Enviado: Sáb Mar 18, 2006 21:07
por RockboyDF
Senhores;

Sempre tive essa dúvida: nunca sei em que estágio do vôo uma aeronave reporta-se à torre, ao controle da região, ou ao controle nacional. Quem autoriza uma mudança de altitude, por exemplo? Quem determina qual aproximação deverá ser executada?

Se puderem explicar usando como exemplo um vôo Rio-Belém, ou São Paulo-Fortaleza, ou outra rota qualquer para ser mais didático, seria legal!

Agradeço!

Enviado: Sáb Mar 18, 2006 22:36
por stratocaster
RockboyDF,
Num voo entre GRU-FOR, por exemplo, os pilotos deverao fazer diversos contatos com os orgaos de controle. Por exemplo:
- Trafego Guarulhos, quando a aeronave ainda esta estacionada no portao de embarque: para aprovacao do plano, alem da trajetoria de subida, da rota de voo (aerovias), o nivel inicial de cruzeiro, o codigo transponder, para controle radar, e algumas frequencias iniciais para contato.
- Solo Guarulhos, quando a aeronave estiver pronta para a partida dos motores: para autorizacao de acionamento dos motores e posicionamento da aeronave para inicio do taxi e, posteriomente, a autorizacao para movimento no solo em direcao a pista em uso.
- Torre Guarulhos: quando orientado pelo controle solo, o piloto devera chamar a torre quando a aeronave estiver pronta para a decolagem. Esse orgao de contole autoriza o ingresso na pista e obviamente a decolagem.
- Controle Sao Paulo (APP-SP): apos a subida inicial, o piloto recebe uma instrucao para chamar o orgao que controla o espaco aereo na area considerada como sendo a terminal Sao Paulo. Esse orgao ATC controla a subida da aeronave, limitando, se for o caso, conforme o fluxo de trafego, as altitudes ou niveis de voo iniciais, alem da velocidade e o curso (proa), se necessario.

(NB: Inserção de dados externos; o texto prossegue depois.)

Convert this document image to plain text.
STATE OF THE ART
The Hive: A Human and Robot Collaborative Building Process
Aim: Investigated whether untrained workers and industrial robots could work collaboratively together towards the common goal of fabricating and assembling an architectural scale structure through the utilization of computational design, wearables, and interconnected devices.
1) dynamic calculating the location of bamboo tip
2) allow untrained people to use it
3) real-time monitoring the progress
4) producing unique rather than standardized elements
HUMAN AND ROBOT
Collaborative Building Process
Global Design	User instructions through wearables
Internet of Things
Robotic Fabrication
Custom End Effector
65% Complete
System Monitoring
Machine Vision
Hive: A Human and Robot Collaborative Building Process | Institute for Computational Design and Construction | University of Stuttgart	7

Ao atingir uma determinda altitude o piloto devera chamar o orgao que controla as aerovias que a aeronave ira percorrer, sempre seguindo as intrucoes do controle que ja esta em coordenacao com os orgaos adjacentes, nesse caso o APP-SP.
- Centro Brasilia (ACC): esse e o primeiro orgao de controle que a aeronave fara contato ao sair do espaco aereo sob jurisdicao do APP-SP. Nessa frequencia a aeronave sera orientada a seguir o plano de voo conforme aprovado ainda no solo. Algumas alteracoes poderam existir, como modificacao de nivel de voo, por parte do orgao ATC, em funcao de trafego aereo adicional, ou por parte dos pilotos, em funcao do desempenho da aeronave, em busca de condicoes mais propicias para um voo mais economico ou mais confortavel, como no caso de turbulencia, por exemplo.
- Centro Recife (ACC): ao atingir um determinado ponto da rota, identificado nas cartas aeronauticas, a aeronave sera orientada para contactar o centro de controle responsavel pelo espaco aereo que a aeronave ira percorrer ate as proximidades do destino.
- Controle Fortaleza (APP): apos a autorizacao do inicio de descida, ainda sob orientacao do Centro Recife, ao atingir um determinado ponto, geralmente tomando como referencia a distancia do aeroporto (que podera ser tambem de um determinado ponto na entrada da terminal) ou de uma altitude, ou uma soma dos dois, os pilotos serao intruidos a contactar o orgao responsavel pelo espaco aereo que a aeronve ira percorrer, nesse caso, o Controle Fortaleza. Nessa frequencia a aeronave sera orientada a descer para determinadas altitudes pre-estabelecidas, alem de manter o rumo para um sequenciamento na aproximacao ou iniciar um procedimento de aproximacao convencional, sem vetores radar, conforme uma carta de descida padrao.
- Torre Fortaleza: ao atingir um determinado ponto na aproximacao, normalmente na reta final para pouso, considerando um voo por instrumentos, essa frequencia devera ser utilizada para o recebimento de autorizacao de pouso, alem do vento (direcao e intensidade) no momento e eventuais alteracoes de visibilidade e condicoes da pista em uso, no caso de condicoes atmosfericas adversas, como uma chuva sobre o aeroporto.
- Solo Fortaleza: apos o pouso, ao livrar a pista de pouso, os pilotos receberao orientacao de taxi ate o estacionamento no portao de desembarque, onde os pilotos estarao dispensados, apos a parada total da aeronave, de permanecer em contato bilateral com os orgaos ATC.
Espero que eu tenha ajudado e lamento alguns problemas de acentuacao e eventual grafia, que foram ocasionados pelo computador "desprogramado" que estou utilizando.
Sds

Enviado: Sáb Mar 18, 2006 23:58
por PR-WJI
stratocaster,

Impecáveis informações!!! Adorei a resposta!!!! :D
RockboyDF, valeu pela pergunta!! Duvida de um é duvida de muitos! 8)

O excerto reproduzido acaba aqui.